Por supuesto, aquellos historiadores que toman como punto de partida –no de llegada– la hipótesis de trabajo de que “España saqueó América” no tienen otra alternativa que interpretar cada hecho bajo ese halo deformante. Y así tenemos, como también dice el autor, lo siguiente: “Ingenuamente, algunos historiadores creen tener la prueba de la ‘sed de oro’ española en los cargamentos que de este metal partían a la Península…”. 
Pero:

“no dicen que a cambio ingresaban al continente un sinfín de mercancías y productos utilísimos para la mejora sustancial en la calidad de vida de sus habitantes”.

Es decir que no todo el oro proveniente de América salió por el mismo motivo ni por los mismos fines.
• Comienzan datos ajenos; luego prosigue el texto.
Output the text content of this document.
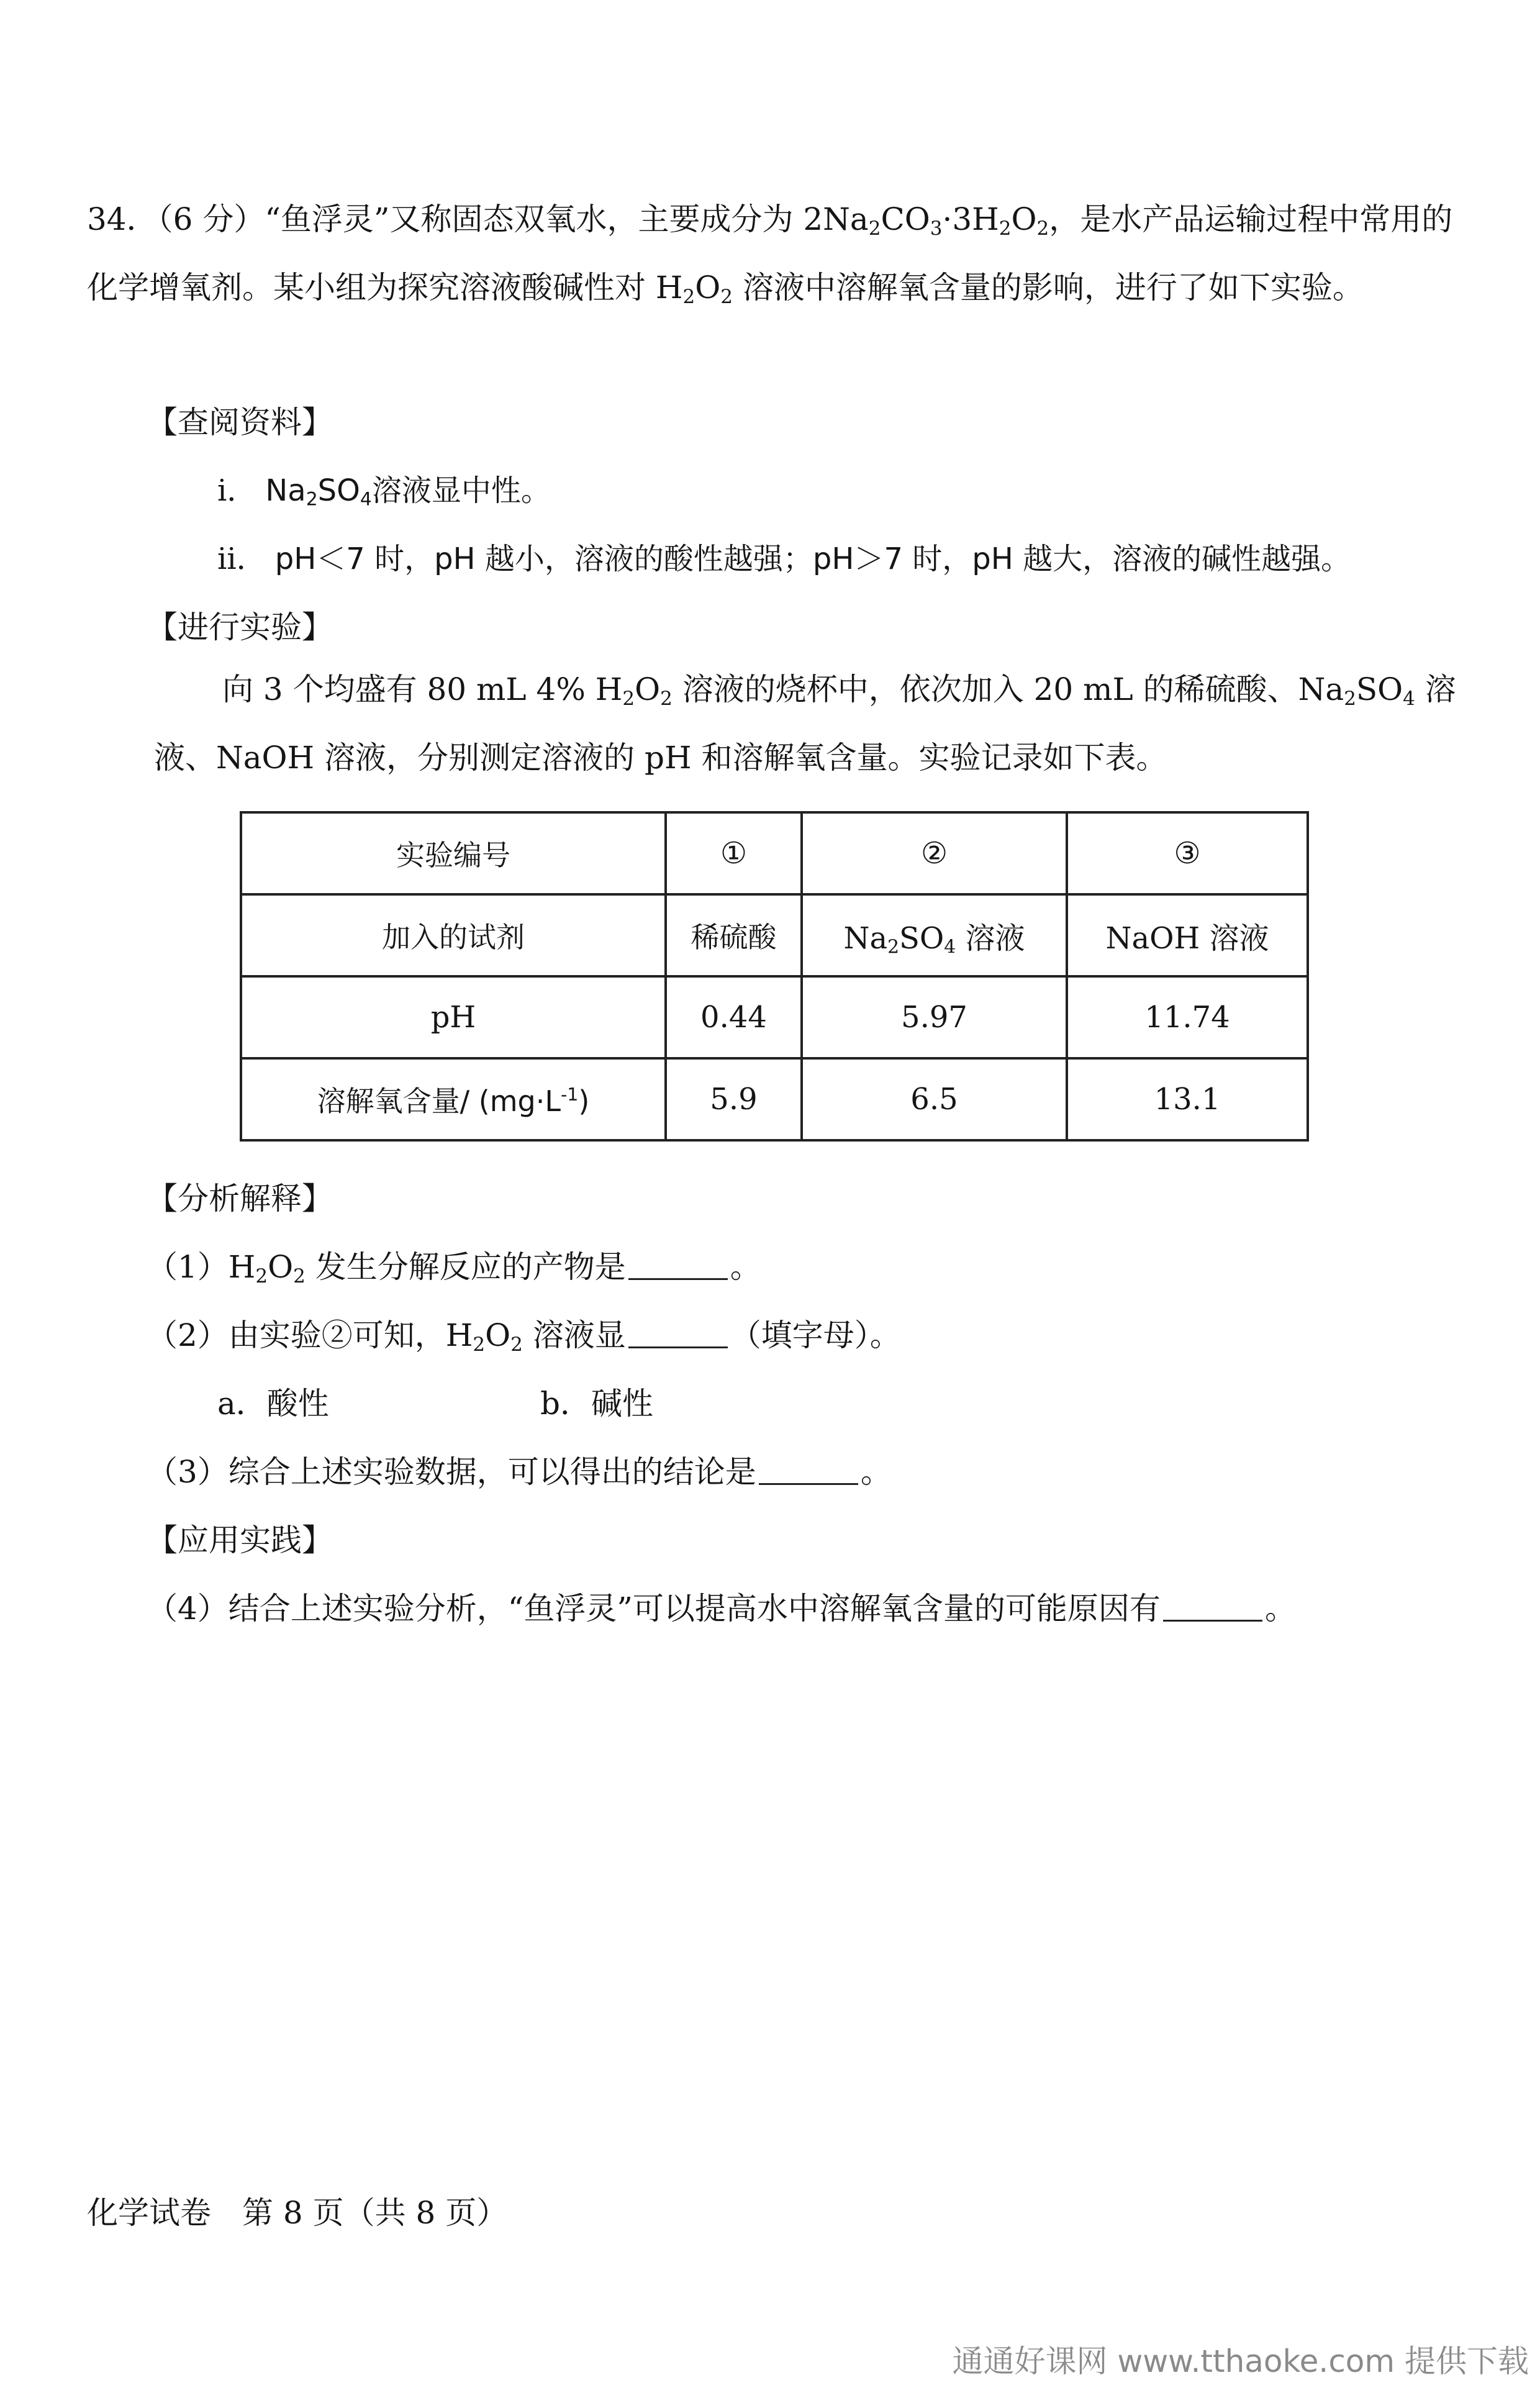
34．（6 分）“鱼浮灵”又称固态双氧水，主要成分为 $2Na_2CO_3\cdot 3H_2O_2$，是水产品运输过程中常用的化学增氧剂。某小组为探究溶液酸碱性对 $H_2O_2$ 溶液中溶解氧含量的影响，进行了如下实验。

【查阅资料】
ⅰ． $Na_2SO_4$溶液显中性。
ⅱ． pH＜7 时，pH 越小，溶液的酸性越强；pH＞7 时，pH 越大，溶液的碱性越强。
【进行实验】

向 3 个均盛有 80 mL 4% $H_2O_2$ 溶液的烧杯中，依次加入 20 mL 的稀硫酸、$Na_2SO_4$ 溶液、NaOH 溶液，分别测定溶液的 pH 和溶解氧含量。实验记录如下表。

实验编号	①	②	③
加入的试剂	稀硫酸	$Na_2SO_4$ 溶液	NaOH 溶液
pH	0.44	5.97	11.74
溶解氧含量/ $(mg\cdot L^{-1})$	5.9	6.5	13.1
【分析解释】
$(1)H_2O_2$ 发生分解反应的产物是	。
（2）由实验②可知，$H_2O_2$ 溶液显	（填字母）。
a．酸性	b．碱性
（3）综合上述实验数据，可以得出的结论是	。
【应用实践】
（4）结合上述实验分析，“鱼浮灵”可以提高水中溶解氧含量的可能原因有	。
化学试卷　第 8 页（共 8 页）
通通好课网 www.tthaoke.com 提供下载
Más importante aún: ni por las mismas personas. Naturalmente, una parte del oro que salió de este continente salió por los motivos más sencillos que puedan imaginarse: como forma de pago.

Aún así, la explotación minera –que abarcaba más metales que el oro, ciertamente– “fue considerada por la Corona como de utilidad pública”. Utilidad pública significó, ni más ni menos, que los réditos de esta explotación volvían a América en inversiones institucionales, administrativas o asistenciales. Por eso –termina citando nuestro autor– es realmente impactante la expresión de Bravo Duarte:

“todo el país (refiriéndose al americano) fue beneficiado por la minería”.

Estamos, como se ve, muy lejos de las leyendas negras. Y muy cerca del nervio de la historia, del lugar donde ella habita, vive y palpita. Esta reseña no es más que una pincelada del libro. El lector encontrará en él estos y muchos más argumentos, fortaleciendo su comprensión del tema y con el deber ineludible de dar a conocer a los demás lo contemplado.